IPW Desak Pembentukan Tim Pencari Fakta Terbunuhnya Enam Anggota FPI

Oleh : Herry Barus | Selasa, 08 Desember 2020 - 08:10 WIB

INDUSTRY.co.id - Jakarta-  Ind Police Watch (IPW) mendesak agar segera dibentuk  Tim Pencari Fakta Independen untuk mengungkapkan, apa yg terjadi sebenarnya. Sebab antara versi Polri dan versi FPI sangat jauh berbeda penjelasannya.

“Polri mengatakan, anggotanya ditembak Laskar Khusus FPI yang mengawal Rizieq. Apakah benar bahwa Laskar FPI itu membawa senjata dan menembak polisi? Agar kasus ini terang benderang anggota Polri yg terlibat perlu diamankan terlebihdahulu untuk dilakukan pemeriksaan. Sebab menurut Siaran Pers FPI, rombongan Rizieq lah yang lebih dulu dihadangan sekelompok orang yang berpakaian sipil, sehingga mereka menduga akan dirampok orang tak dikenal di jalan tol, “ ujar Neta S Pane Ketua Presidium Ind Police Watch.

Dalam kasus Cikampek ini muncul sejumlah pertanyaan. Pertama, jika benar FPI mempunyai laskar khusus yang bersenjata, kenapa Baintelkam tidak tahu dan tidak melakukan deteksi dan antisipasi dini serta tidak melakukan operasi persuasif untuk "melumpuhkannya".

Kedua, apakah penghadangan terhadap rombongan Rizieq di KM 50 Tol Cikampek arah Karawang Timur itu sudah sesuai SOP, mengingat polisi penghadang mengenakan mobil dan pakaian preman.

Ketiga, jika Polri menyebutkan bahwa anggotanya ditembak lebih dulu oleh Laskar Khusus FPI, berapa jumlah tembakan itu dan adakah bukti bukti, misalnya ada mobil polisi yang terkena tembakan atau proyektil peluru yg tertinggal.

Keempat, dimana TKP tewas tertembaknya keenam anggota Laskar Khusus FPI itu karena menurut rilis FPI keenam anggotanya itu diculik bersama mobilnya di jalan tol. Kelima, keenam anggota FPI yang tewas ditembak itu bukanlah anggota teroris, sehingga polisi wajib melumpuhkannya terlebih dahulu karena polisi lebih terlatih dan polisi bukan algojo tapi pelindung masyarakat.

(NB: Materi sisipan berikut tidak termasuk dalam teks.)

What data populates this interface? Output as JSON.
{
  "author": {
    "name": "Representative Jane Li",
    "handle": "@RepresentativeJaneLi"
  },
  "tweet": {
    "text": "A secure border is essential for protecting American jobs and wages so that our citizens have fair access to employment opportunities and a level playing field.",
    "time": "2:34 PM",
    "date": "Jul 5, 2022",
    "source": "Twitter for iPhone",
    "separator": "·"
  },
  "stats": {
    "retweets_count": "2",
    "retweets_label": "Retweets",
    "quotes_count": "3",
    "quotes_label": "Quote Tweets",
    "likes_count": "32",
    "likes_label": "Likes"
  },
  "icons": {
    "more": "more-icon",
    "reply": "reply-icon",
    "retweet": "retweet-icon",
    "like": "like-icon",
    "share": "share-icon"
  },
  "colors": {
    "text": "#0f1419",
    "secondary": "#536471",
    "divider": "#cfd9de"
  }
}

Keenam, jalan tol adalah jalan bebas hambatan sehingga siapa pun yang melakukan penghadangan di jalan tol adalah sebuah pelanggaran hukum, kecuali sipengandara nyata nyata sudah melakukan tindak pidana. Ketujuh, penghadangan yang dilakukan oleh mobil sipil dan orang orang berpakaian preman, patut diduga sebagai pelaku kejahatan di jalan tol, mengingat banyak kasus perampokan yang terjadi di jalanan yang dilakukan orang tak dikenal. Jika polisi melakukan penghadangan seperti ini sama artinya polisi tersebut tidak promoter.

Sementara itu menanggapi tewasnya enam anggota Front Pembela Islam (FPI) akibat tembakan polisi, Direktur Eksekutif Amnesty International Indonesia Usman Hamid mengatakan, “Polisi harus transparan mengungkap kejadian tersebut, terutama menyingkap penyebab terjadinya penembakan terhadap mereka. Jika polisi yang terlibat dalam insiden itu melanggar protokol tentang penggunaan kekuatan dan senjata api, mereka harus diungkap secara terbuka dan diadili sesuai dengan hukum dan hak asasi manusia."

“Harus ada penjelasan tentang apakah petugas yang terlibat dalam insiden penembakan itu telah secara jelas mengidentifikasi diri mereka sebagai aparat penegak hukum sebelum melepaskan tembakan dan apakah penggunaan senjata api itu dibenarkan.”

“Polisi seharusnya hanya dibolehkan untuk menggunakan kekuatan atau kekerasan, terutama dengan senjata api, sebagai upaya terakhir. Itu pun harus merupakan situasi luar biasa untuk melindungi keselamatan dirinya dan atau orang lain. Jika tidak, maka tindakan itu bisa tergolong unlawful killing."

"Penggunaan kekuatan, kekerasan, dan senjata api yang melanggar hukum oleh polisi tidak boleh dibenarkan, terlebih lagi bila digunakan dalam kasus yang terkait dengan pelanggaran protokol kesehatan, yang seharusnya tidak berakhir dengan kekerasan. Komnas HAM harus ikut mengusut. Komisi III DPR RI juga perlu aktif mengawasi dan mengontrol pemerintah dan jajaran kepolisian."